La contracara del extravío de Washington está en Moscú. El jefe de la Casa Blanca volvió a ser funcional al juego estratégico lucubrado en el despacho principal del Kremlin.

El gran estratega es Vladimir Putin. Con astucia, mueve las fichas rediseñando equilibrios para consolidar su influencia. La gravitación de Moscú es casi total, porque mantiene vínculos con todas las partes y las hace actuar a su conveniencia, contando para ello con el aporte que le hace Trump retirando las fuerzas norteamericanas al precio de traicionar a los más valerosos aliados que ha tenido Estados Unidos en el conflicto sirio: los kurdos del norte del país.

Washington retira militares desprotegiendo personas en Siria, mientras envía militares a Arabia Saudita para proteger pozos petroleros.

Además de una mancha en la imagen de la potencia occidental, se trata una capitulación que la deja fuera del escenario sirio, allanando el paso al protagonismo de Moscú.

Norteamérica traiciona a sus aliados y Rusia le devuelve al suyo territorios que había perdido a manos de las milicias kurdas. El ejército de Bashar al Asad recupera terreno en el noreste de Siria a pedido de las mismas comunidades que querían romper con Damasco y construir un país independiente.
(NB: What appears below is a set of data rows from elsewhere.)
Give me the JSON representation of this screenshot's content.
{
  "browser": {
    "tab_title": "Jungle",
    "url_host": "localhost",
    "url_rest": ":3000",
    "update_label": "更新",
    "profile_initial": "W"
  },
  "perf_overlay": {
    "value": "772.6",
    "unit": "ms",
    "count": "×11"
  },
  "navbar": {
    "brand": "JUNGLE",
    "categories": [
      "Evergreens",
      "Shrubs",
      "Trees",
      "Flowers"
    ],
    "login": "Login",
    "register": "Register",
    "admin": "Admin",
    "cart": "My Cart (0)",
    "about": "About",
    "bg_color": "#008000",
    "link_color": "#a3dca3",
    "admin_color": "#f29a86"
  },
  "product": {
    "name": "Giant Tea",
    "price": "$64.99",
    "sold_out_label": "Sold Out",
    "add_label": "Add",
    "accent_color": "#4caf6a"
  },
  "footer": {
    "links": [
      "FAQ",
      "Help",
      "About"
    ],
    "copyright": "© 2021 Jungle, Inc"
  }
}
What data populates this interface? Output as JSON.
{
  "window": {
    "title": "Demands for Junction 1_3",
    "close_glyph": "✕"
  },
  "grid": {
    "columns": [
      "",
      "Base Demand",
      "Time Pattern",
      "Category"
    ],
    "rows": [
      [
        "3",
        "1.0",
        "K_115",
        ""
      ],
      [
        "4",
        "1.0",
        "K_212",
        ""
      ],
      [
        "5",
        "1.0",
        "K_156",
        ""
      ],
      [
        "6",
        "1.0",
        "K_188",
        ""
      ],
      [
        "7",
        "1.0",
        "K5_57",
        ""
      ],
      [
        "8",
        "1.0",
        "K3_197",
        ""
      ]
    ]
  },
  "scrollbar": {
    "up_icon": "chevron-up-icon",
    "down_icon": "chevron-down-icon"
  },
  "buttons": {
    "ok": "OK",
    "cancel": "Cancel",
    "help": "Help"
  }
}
Esas comunidades habían conformado, con la protección norteamericana, una confederación integrada por Kobane, Afrin y Jazira. En los hechos, se auto-gobernaban.

Turquía quería aplastar ese proto-estado llamado Rojava y reducir al mínimo, mediante la limpieza étnica, a la población kurda del Este del río Éufrates. Con astucia estratégica y el aporte que le hizo Trump abandonando aliados de Estados Unidos, el líder ruso permitirá a Erdogán alcanzar parte de su objetivo, utilizándolo al mismo tiempo para que el protegido de Moscú, Bashar al Asad, pueda recuperar el control sobre territorios que había perdido hace varios años. Y al mismo tiempo, Putin convierte a Rusia en el árbitro del equilibrio de fuerzas en la Siria septentrional, desplegando efectivos rusos sobre el terreno.

Mientras Trump hace que Estados Unidos pierda posicionamiento y autoridad moral en la región, el beneficiado del estropicio estadounidense, Vladimir Putin, salta sobre un cadáver descuartizado en Estambul para abrazar en Riad al príncipe que tiene las manos con sangre y al que el presidente norteamericano le cuida los yacimientos y las refinerías: Mohamed Bin Salman.

Convertido en protagonista estelar, el jefe del Kremlin amplía sus vínculos y expande la presencia militar rusa que siempre estuvo confinada a la base naval de Tartus, que hace medio siglo le concedió el entonces líder sirio Hafez al Asad.

Los perdedores son Washington y, más aún, los kurdos del Este del Éufrates. Para sobrevivir a la ofensiva turca debieron recurrir al régimen del que querían separarse. El precio que pagan por no ser aniquilados y expulsados de sus tierras ancestrales, es el final del autogobierno. El final de Rojava.